Farmers Loose Out on Higher Rubber Prices Abroad

Upon strong demand from China rubber production is expected to rise

As prices rally abroad due to surging demand from China and scarce supplies, Cambodia’s rubber is being undersold internationally due to a lack of available market data, experts say.

Natural rubber reached $5,011.5 per ton at 5.00 pm yesterday on the Malaysian Rubber Exchange, an increase of around 50 percent for the year. And on the Tokyo Commodity Exchange yesterday the June-delivery settled at 407.8 yen per kilogram, or $4,949.2 per ton.

But Ly Phalla, director general of the Agriculture Ministry’s General Directorate of Rubber, said the price of rubber being exported from Cambodia is currently being sold for at least 10 percent less than in other rubber producing countries such as Malaysia.

Part of the reason for this, he said, is because farmers have little access to accurate market data. There are also few means for farmers to store rubber and organize futures contracts while the price remains is high.

“The price in Malaysia is the price of longer-term contracts. In Cambodia we sell immediately,” he said, adding Cambodian natural rubber is currently being sold for around $4,500 per ton.

While heavy rains in major rubber-producing countries like Thailand and India have reduced supply there is still strong demand coming from China, experts say.

According to a report released on Monday by the Association of Natural Rubber Producing Countries, rubber supply worldwide is projected to fall by 6.3 percent in the fourth quarter of this year. Yet rubber consumption in China increased by 8.6 percent this year.

Mr Phalla said that his department was considering making a request to the government to agree to a proper regulatory body in order to make sure that the price of rubber in Cambodia is consistently in line with fluctuations on international markets and that the correct price is disseminated to farmers.

“We will submit a proposal to the government to set up an office near to neighboring countries to control the quantity and the prices,” he said.

Currently, the General Directorate of Rubber has no oversight of rubber exports and has no say in what price it eventually trades at.

Hiroshi Suzuki, chief economist for the Business Research Institute for Cambodia, said a regulatory body in Cambodia would help farmers to increase their negotiating skills with traders and avoid loosing out when prices on world markets increase.

“The small-scale farmer does not have access to information,” he said. “If they know the price every day maybe they could have more negotiating powers.”

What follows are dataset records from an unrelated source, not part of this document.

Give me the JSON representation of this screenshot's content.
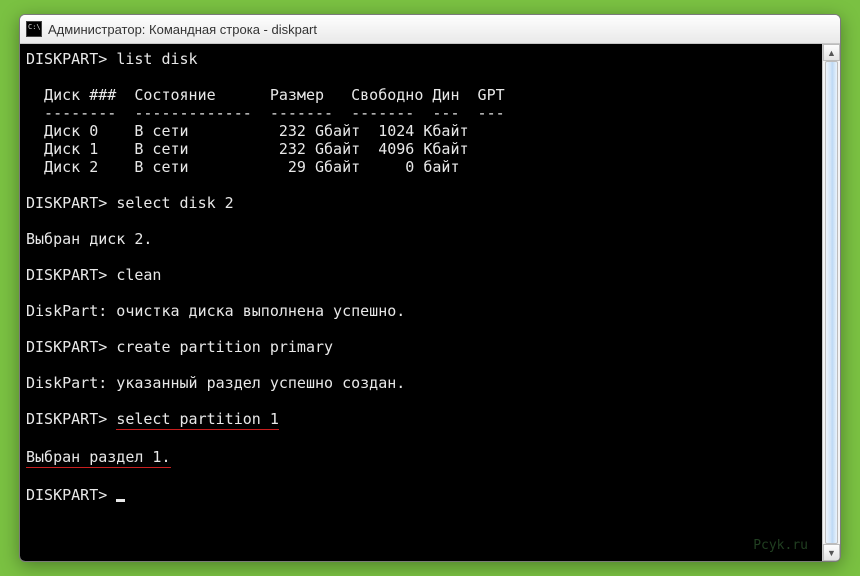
{
  "window": {
    "title": "Администратор: Командная строка - diskpart"
  },
  "terminal": {
    "prompt": "DISKPART>",
    "lines": [
      {
        "type": "cmd",
        "text": "list disk"
      },
      {
        "type": "blank"
      },
      {
        "type": "hdr",
        "text": "  Диск ###  Состояние      Размер   Свободно Дин  GPT"
      },
      {
        "type": "sep",
        "text": "  --------  -------------  -------  -------  ---  ---"
      },
      {
        "type": "row",
        "text": "  Диск 0    В сети          232 Gбайт  1024 Кбайт"
      },
      {
        "type": "row",
        "text": "  Диск 1    В сети          232 Gбайт  4096 Кбайт"
      },
      {
        "type": "row",
        "text": "  Диск 2    В сети           29 Gбайт     0 байт"
      },
      {
        "type": "blank"
      },
      {
        "type": "cmd",
        "text": "select disk 2"
      },
      {
        "type": "blank"
      },
      {
        "type": "out",
        "text": "Выбран диск 2."
      },
      {
        "type": "blank"
      },
      {
        "type": "cmd",
        "text": "clean"
      },
      {
        "type": "blank"
      },
      {
        "type": "out",
        "text": "DiskPart: очистка диска выполнена успешно."
      },
      {
        "type": "blank"
      },
      {
        "type": "cmd",
        "text": "create partition primary"
      },
      {
        "type": "blank"
      },
      {
        "type": "out",
        "text": "DiskPart: указанный раздел успешно создан."
      },
      {
        "type": "blank"
      },
      {
        "type": "cmd",
        "text": "select partition 1",
        "underline": true
      },
      {
        "type": "blank"
      },
      {
        "type": "out",
        "text": "Выбран раздел 1.",
        "underline": true
      },
      {
        "type": "blank"
      },
      {
        "type": "prompt"
      }
    ]
  },
  "watermark": "Pcyk.ru"
}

Cambodia’s rubber industry is made of a mixture of large-scale companies who employ contract farmers and smaller scale farmers who operate on an individual basis. For many farmers of the latter kind there is no means of learning accurate prices for commodities.

Mak Kimhong, president of the Association for Rubber Development of Cambodia, said that while making market data available to farmers would help create a more transparent industry, he also expressed fears that buyers would stop coming if they were not allowed to dictate their own prices.

“If the association announces the price the buyer doesn’t come and buy,” he said. “The buyers are always challenging the price.”

Despite the issues regarding pricing regulations, the government is pushing forward with the development of the rubber sector on the back of speculation that demand for the commodity will remain strong.

Government data show that productive rubber plantations have increased by 22.5 percent to 166,600 hectares in 2010. And that number is expected to keep on rising.

According to the Association of Natural Rubber Producing Countries, Cambodia is projected to plant another 14,000 hectares in 2011.

Natural rubber production in Cambodia is projected to increase by 40.8 percent to 45,000 tons this year, and in 2011 the government is targeting total production of 63,000 tons.

In September 2009, Cambodia signed a memorandum of understanding with Vietnam, allowing numerous Vietnamese companies to plant 100,000 hectares of rubber by 2012. Around 20,000 hectares of that amount has already been planted.

Cambodia’s Mong Reththy Group has also started planting 5,000 hectares of rubber in Preah Sihanouk province.

Nevertheless, rubber production in Cambodia is extremely small when compared to other countries that produce the product.

By the end of the year Thailand is on track to have exported more than 3 million tons of rubber, while Vietnam is targeting exports around 750,000 tons, according to the Association of Natural Rubber Producing Countries.